A rule may render multiple TRUE or FALSE outcomes, but for different reasons. For example, a rule may render a FALSE result if there are insufficient historical transactions to effectively calculate a result, or if the rule calculation fell below the required threshold for a TRUE result. For this reason, a rule result must always be supported by a descriptive reason. The reason that is part of a rule result will be used in the report to users on the transaction outcomes as well as more descriptive information to support investigations.
4.4. Submit rule results
The rule processor passes its completed result to the Typology Processor.

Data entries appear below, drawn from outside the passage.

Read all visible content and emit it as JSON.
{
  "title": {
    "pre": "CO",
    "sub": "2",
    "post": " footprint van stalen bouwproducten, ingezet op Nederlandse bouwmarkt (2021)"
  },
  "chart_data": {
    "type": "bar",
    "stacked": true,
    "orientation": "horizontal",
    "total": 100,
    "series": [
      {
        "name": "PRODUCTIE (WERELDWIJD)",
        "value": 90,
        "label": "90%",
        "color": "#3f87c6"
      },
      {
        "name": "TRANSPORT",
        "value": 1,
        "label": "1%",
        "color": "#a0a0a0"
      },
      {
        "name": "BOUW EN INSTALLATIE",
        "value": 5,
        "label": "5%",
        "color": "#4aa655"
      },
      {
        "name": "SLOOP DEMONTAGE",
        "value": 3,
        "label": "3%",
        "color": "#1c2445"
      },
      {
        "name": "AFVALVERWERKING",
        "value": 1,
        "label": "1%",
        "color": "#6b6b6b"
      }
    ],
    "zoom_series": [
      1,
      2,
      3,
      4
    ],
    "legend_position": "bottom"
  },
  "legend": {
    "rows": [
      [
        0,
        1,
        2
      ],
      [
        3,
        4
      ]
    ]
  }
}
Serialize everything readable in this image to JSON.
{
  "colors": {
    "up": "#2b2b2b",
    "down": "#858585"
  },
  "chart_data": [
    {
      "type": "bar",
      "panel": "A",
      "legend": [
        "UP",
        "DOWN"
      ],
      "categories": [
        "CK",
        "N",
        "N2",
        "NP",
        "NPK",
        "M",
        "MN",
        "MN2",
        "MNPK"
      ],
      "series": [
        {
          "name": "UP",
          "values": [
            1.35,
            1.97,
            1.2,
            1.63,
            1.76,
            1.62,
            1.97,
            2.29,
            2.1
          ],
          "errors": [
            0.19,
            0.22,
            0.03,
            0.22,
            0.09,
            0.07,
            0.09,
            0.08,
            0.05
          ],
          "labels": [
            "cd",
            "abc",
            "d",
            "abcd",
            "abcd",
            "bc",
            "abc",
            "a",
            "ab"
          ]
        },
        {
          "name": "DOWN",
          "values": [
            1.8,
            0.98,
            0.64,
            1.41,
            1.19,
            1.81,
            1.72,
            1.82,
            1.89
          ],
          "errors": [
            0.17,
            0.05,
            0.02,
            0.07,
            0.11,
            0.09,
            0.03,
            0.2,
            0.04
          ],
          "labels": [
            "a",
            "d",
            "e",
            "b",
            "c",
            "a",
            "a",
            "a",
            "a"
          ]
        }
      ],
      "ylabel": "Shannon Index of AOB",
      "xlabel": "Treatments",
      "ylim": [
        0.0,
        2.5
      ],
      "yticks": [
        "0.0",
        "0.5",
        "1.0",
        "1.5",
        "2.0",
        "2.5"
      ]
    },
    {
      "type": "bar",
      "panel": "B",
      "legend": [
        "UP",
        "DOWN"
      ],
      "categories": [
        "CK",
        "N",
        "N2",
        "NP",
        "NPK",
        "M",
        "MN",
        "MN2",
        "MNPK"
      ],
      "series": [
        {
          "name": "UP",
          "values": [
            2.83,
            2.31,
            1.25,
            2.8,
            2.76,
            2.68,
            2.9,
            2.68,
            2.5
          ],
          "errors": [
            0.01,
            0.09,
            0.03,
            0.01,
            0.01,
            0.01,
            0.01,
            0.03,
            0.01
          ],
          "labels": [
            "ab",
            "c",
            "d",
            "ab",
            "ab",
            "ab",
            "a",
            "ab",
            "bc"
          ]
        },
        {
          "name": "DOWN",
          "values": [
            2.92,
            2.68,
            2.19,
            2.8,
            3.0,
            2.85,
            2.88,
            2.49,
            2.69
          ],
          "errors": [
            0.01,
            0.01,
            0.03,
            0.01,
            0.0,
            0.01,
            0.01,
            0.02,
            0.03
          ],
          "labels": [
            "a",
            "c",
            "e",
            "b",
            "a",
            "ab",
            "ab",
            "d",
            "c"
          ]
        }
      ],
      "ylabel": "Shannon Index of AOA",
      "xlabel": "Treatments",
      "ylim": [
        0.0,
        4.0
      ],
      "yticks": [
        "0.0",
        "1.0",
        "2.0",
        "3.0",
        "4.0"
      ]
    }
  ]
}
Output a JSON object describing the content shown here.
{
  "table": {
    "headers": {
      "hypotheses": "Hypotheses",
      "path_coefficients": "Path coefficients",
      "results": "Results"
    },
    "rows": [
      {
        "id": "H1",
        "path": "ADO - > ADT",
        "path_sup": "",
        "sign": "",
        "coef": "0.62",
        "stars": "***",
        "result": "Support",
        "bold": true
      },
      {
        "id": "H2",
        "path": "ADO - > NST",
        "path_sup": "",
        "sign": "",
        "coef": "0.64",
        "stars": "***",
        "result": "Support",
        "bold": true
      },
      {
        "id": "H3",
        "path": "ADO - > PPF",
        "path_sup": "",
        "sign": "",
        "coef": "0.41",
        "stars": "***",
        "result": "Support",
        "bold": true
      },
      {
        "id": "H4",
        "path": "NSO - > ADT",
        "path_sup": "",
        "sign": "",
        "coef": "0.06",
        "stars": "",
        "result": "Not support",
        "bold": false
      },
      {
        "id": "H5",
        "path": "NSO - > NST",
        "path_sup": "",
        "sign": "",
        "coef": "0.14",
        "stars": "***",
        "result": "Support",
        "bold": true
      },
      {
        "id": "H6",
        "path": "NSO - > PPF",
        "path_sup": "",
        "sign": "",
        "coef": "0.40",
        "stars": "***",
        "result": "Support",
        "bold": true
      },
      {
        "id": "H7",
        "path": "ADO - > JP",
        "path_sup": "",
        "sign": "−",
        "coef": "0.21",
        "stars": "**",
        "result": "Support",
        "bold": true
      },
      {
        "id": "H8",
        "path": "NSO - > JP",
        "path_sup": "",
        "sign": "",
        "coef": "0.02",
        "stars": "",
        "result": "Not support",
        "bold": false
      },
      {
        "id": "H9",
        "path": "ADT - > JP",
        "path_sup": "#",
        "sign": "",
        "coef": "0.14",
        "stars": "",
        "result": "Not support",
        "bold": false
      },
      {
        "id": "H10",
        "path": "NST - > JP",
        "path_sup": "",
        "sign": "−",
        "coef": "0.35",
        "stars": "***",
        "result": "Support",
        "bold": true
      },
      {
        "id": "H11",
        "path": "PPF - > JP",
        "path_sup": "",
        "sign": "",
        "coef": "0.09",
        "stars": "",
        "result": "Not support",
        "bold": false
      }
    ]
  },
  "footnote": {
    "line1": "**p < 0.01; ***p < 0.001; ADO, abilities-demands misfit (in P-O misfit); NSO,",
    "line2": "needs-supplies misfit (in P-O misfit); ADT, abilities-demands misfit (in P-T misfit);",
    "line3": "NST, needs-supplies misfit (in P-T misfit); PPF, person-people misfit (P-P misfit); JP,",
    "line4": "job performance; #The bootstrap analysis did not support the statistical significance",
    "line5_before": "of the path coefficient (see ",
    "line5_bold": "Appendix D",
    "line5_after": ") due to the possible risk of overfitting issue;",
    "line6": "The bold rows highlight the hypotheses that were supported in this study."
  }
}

In contrast to a rule processor which is discrete and bespoke, the Typology Processor is a single interpreter that calculates typology scores for any typology based on an external typology-specific configuration.
The rule result message includes the original transaction, the Network Sub-map and the rule execution result (Rule identifier, sub-rule identifier (for rule-sets), boolean rule result and result reason).